Kasparov once described chess as the most violent of all sports. The only goal is to prove your superiority over the person sitting opposite the board and this was exactly what Susan did without regard to her opponents’ gender.

At the age of 12, Susan Polgar captured her first world title by winning the World Chess Championship for girls under 16. The Polar sisters had unpleasant relations with the Hungarian authorities which banned them from travelling abroad for fear of defection. 1988 was the year when the Hungarian Chess Federation allowed Susan, age 19, together with her two sisters, Sophia and Judith, of age 14 and 12, to participate in Greece for Women’s Olympiad. Playing together as a team, the three bought home the gold, which was the first win against the Soviets in the history of Hungarian chess. This won has made them national heroes and became stars in their country with sponsorships pouring in.

In 1986, Susan broke the gender barrier by becoming the first woman in history to qualify in the Men’s World’s Chess Championship. She was not allowed at first due to her gender but later FIDE had to change their policy.

Close to the end of that year, Susan Polgar was swiped away from the top ranked list released in January of next year. The story was that the Soviet Federation allegedly put pressure on FIDE so that there would be no non- Soviet player to be ranked #1. According to Susan, FIDE illegally grant 100 bonus ELO points to all active female players, which resulted to her being knocked off in the rating list. FIDE's rationale was Susan mainly obtained her ratings from playing with men resulting to the deflation of the ratings of women players who had only gotten theirs from matches with other women.

In 1991, when Susan was 21, she became the first woman to ever receive the designation grandmaster with a rating over 2500. Following that year, she won the Women's World Blitz and Women's World Rapid Chess Championship.

She moved to the United States in 1994 upon tying the knot with an American computer programmer and left her comfortable life in Hungary.

Susan Polgar achieved her 4th World Championship title in February 1996 when she won the classical Women's World Championship. She was regarded as the only World Champion, either in male or female, to receive a triple crown in chess namely World Blitz, Rapid and Classical.

Like Bobby Fischer, Susan was also stripped of her title in 1999 when she refused to play under the conditions which she objected to such as, needing to recuperate and prepare upon giving birth to her first child and holding the match entirely in China, the hometown of the challenger Xie Jun.

Susan filed a lawsuit against the Federation in the Court of Arbitration for Sport in Lausanne, Switzerland for monetary damages and the restoration of her title. The decision came out in March 2001in favor of Susan. FIDE was ordered to pay the damages but could not return back her title since a new World champion has been crowned.

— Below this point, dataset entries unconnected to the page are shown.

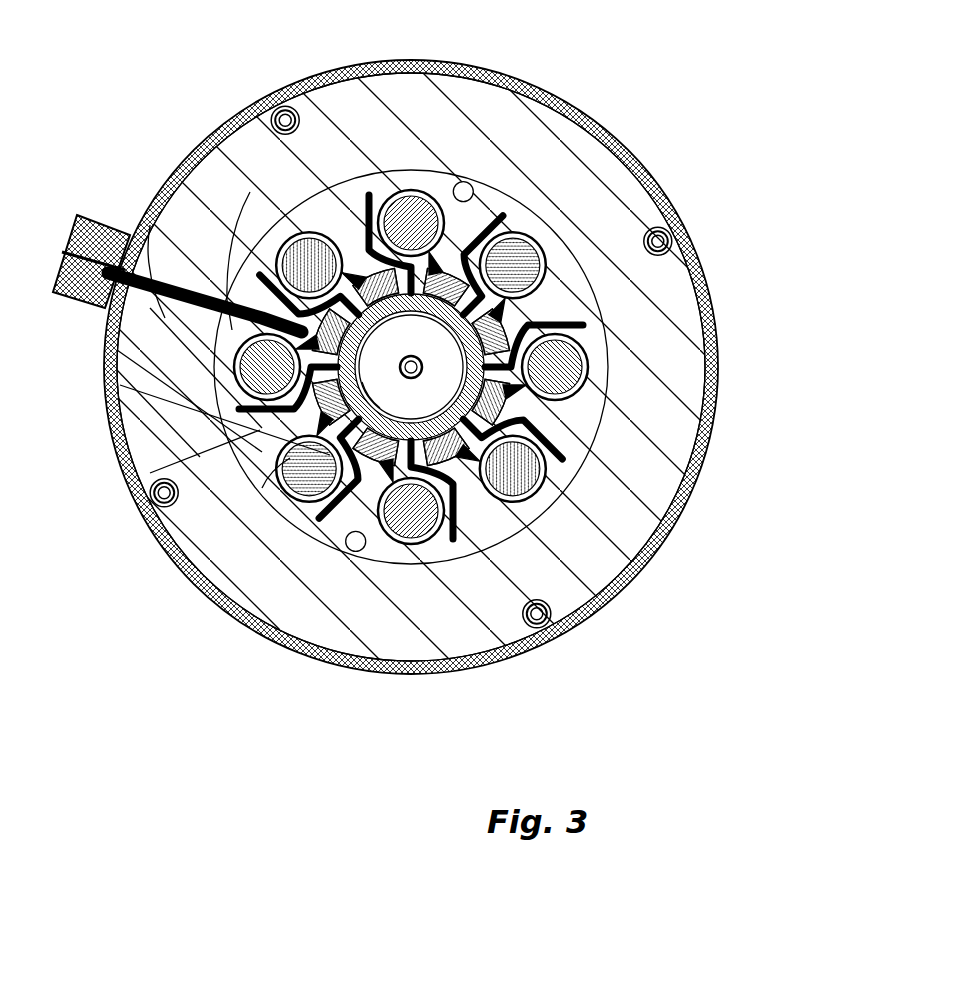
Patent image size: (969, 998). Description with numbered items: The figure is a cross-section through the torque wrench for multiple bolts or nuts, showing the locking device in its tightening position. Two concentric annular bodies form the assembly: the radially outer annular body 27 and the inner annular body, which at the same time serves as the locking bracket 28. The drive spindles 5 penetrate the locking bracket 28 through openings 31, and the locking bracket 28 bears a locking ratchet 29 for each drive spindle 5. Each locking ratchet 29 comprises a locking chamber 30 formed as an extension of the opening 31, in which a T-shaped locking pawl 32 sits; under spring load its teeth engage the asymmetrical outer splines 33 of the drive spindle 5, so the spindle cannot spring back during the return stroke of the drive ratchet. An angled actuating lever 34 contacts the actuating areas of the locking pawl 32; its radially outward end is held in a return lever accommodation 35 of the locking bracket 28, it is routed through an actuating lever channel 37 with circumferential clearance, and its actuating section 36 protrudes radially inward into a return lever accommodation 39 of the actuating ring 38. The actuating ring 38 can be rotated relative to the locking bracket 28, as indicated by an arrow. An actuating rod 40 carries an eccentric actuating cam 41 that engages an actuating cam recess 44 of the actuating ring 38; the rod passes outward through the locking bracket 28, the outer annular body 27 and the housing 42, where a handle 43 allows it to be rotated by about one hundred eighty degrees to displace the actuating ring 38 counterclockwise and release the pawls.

The drive spindle 5 is at (261, 372).
The outer annular body 27 is at (184, 237).
The locking bracket 28 is at (329, 225).
The locking ratchet 29 is at (152, 497).
The locking chamber 30 is at (183, 466).
The opening 31 is at (227, 320).
The locking pawl 32 is at (150, 473).
The outer splines 33 is at (244, 251).
The actuating lever 34 is at (117, 350).
The return lever accommodation 35 is at (210, 417).
The actuating section 36 is at (399, 368).
The actuating lever channel 37 is at (262, 488).
The actuating ring 38 is at (445, 290).
The return lever accommodation 39 is at (372, 380).
The actuating rod 40 is at (147, 275).
The actuating cam 41 is at (373, 343).
The housing 42 is at (256, 102).
The handle 43 is at (95, 213).
The actuating cam recess 44 is at (404, 322).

Short Retirement and Chess Ambassador

Susan Polgar retired from playing competitive chess to raise her two sons, Tommy and Leeam. She considered that a three-week long tournament would be too taxing for her. According to Susan, “ Children are part of life, because of that, there will always be fewer women playing chess than men. In many professions, it’s ok to be good, or very good; there is no need to be the best. But only the very best can make a living at chess. While it’s tough for any new mother to go back to work, it’s much tougher when you’re trying to be world class.”

She made a comeback in 2003 and awarded by the United States Chess Federation as the “Grandmaster of the Year”. This was the first time a woman was awarded of that prestigious accolade. In the same year, she won the US Open Blitz Championship which was participated by seven grandmasters. This has marked Susan as the first woman to succeed in this kind of tournament.

She continued playing professionally and went on to win ten Olympic medals (5 gold, 4 silver and 1 bronze) and four Women’s World Championships. She recorded 56 consecutive Olympiad game scoring streaks without a single loss. Susan has never lost a single game in any Olympiads.

In 2005, Susan Polgar attained her highest Elo rating of 2577 which made her the second top ranked woman in the world at that time after her sister, Judith. She played the largest numbers of simultaneous matches, 326 games. Out of these, 309 were wins, 14 drawn and 3 losses. In the same year, she again won her 2nd US Open Blitz Title held in Phoenix, Arizona.

In October 2005, Susan joined Russia’s Former President Mikhail Gorbachev and 7-time World Champion, Anatoly Karpov. They were out to promote the “Chess for Peace” which made headline news around the world. She had two matches with Anatoly Karpov dubbed as “Clash of the Titans – Battle of the Genders”. Both of these matches, the first one being held in September 2004, had resulted in a score of 3-3 tie.

In July 2006, Susan represented the US in the Women’s World Chess Cup in Dresden, Germany. She succeeded in this tournament by defeating the German International Master Elizabeth Pahtz in the deciding round with a score of 7 wins, 4 draws and no loss. She brought to US the first ever Women’s World Chess Cup.

In the following month, Susan Polgar was named by the United States Chess Federation Scholastic Chess Council as the “Scholastic Chess Ambassador”. She has not played in official competition after 2006.

She used to be the head coach of the Texas Tech #1 ranked National Championship team. She is currently the Director of SPICE (Susan Polgar Institute of Chess Excellence) and Head Coach at Webster University.

She is now chess's ambassador at large, promoting the game in schools, especially for girls. "Chess teaches children concentration, logic and creativity. It also teaches them to be responsible for their actions," Susan Polgar says. "There are no take-backs just as in life. You must think before you move."